World’s first bionic man wows museum visitors
IT’S LIKE something out of a scifi movie you might see – the first walking, talking “bionic man” built entirely from prosthetic body parts and artificial organ implants is on show at a museum in the US.
The robot is 1.8 metres tall with a human face. Visitors to the Smithsonian’s National Air and Space Museum are awed. It was built to showcase medical breakthroughs in electronically controlled, or bionic, body parts and artificial organs. These are parts that doctors use to replace body parts or failed organs. For example, the bionic man features an artificial but life-like heart.
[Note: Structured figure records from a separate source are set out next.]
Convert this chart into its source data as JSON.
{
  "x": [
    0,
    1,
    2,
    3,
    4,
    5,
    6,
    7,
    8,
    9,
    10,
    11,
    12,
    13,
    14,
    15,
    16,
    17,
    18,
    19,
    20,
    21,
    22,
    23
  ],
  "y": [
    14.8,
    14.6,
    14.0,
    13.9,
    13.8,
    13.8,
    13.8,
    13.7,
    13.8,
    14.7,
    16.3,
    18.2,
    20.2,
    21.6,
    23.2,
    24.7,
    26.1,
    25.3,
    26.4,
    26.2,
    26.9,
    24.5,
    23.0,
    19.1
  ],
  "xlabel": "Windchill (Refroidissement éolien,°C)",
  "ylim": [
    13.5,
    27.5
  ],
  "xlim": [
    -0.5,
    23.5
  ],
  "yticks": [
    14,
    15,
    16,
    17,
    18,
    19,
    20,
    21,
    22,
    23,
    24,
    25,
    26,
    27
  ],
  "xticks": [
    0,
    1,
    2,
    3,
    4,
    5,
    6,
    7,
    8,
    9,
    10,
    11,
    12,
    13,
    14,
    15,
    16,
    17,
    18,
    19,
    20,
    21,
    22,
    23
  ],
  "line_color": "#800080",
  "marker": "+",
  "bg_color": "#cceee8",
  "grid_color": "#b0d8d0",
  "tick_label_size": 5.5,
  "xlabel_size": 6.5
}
A “bionic man” was science fiction in the 1970s, when the television show, The Six Million Dollar Man, showed the adventures of a former astronaut whose body was rebuilt using synthetic parts after he had nearly died.
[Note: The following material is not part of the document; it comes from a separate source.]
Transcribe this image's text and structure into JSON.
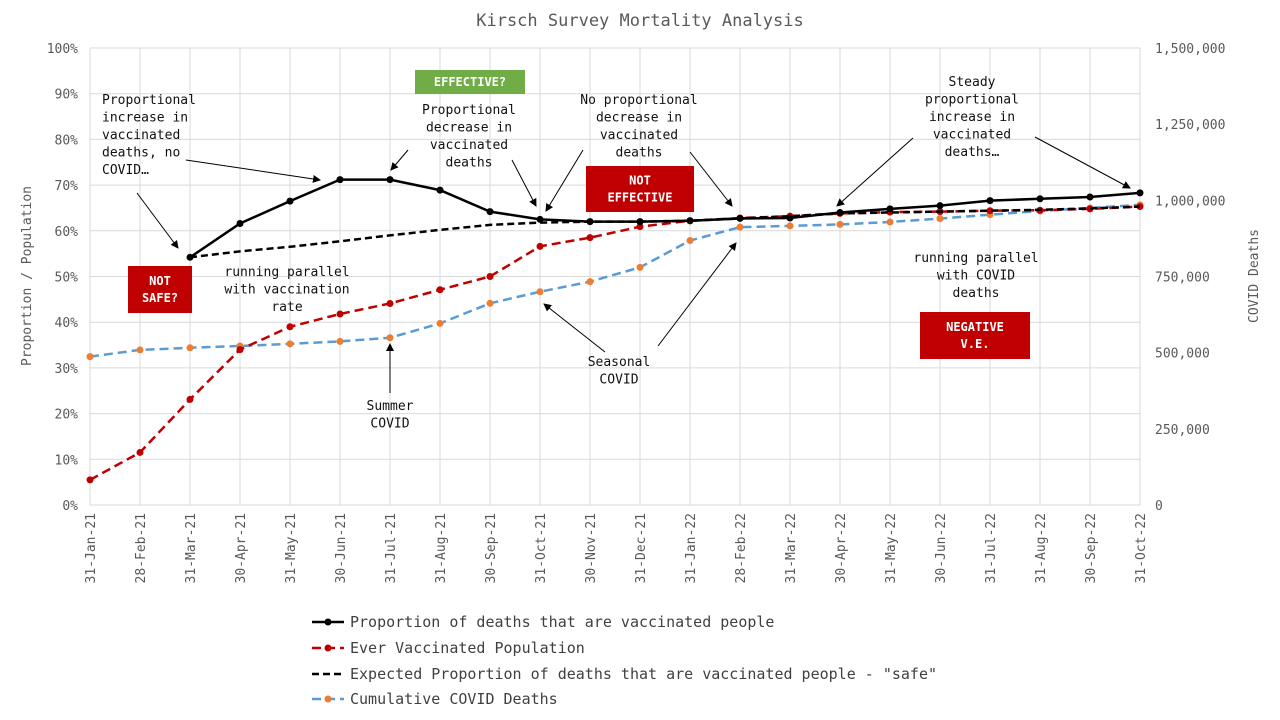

The Incredible Bionic Man costs $1 million (R10m) and was made from 28 artificial body parts. They include a pancreas, lungs, spleen and circulatory system.
“The whole idea of the project is to get together all of the spare parts that already exist for the human body today (in) one piece. If you did that, what would it look like?” said Bertolt Meyer, a social psychologist at the University of Zurich in Switzerland who narrates a Smithsonian Channel documentary on the robot.
The robot has virtually no skin and a face that doesn’t move. It is controlled remotely from a computer. Bluetooth wireless connections are used to operate its limbs.
The bionic creation’s artificial intelligence is similar to the Siri application on the iPhone, said Robert Warburton, a design engineer for Shadow Robot, which built the machine. “The people who made it decided to program it with the personality of a 13-yearold boy,” he said. “So he’s not really the most polite of people to have a conversation with.”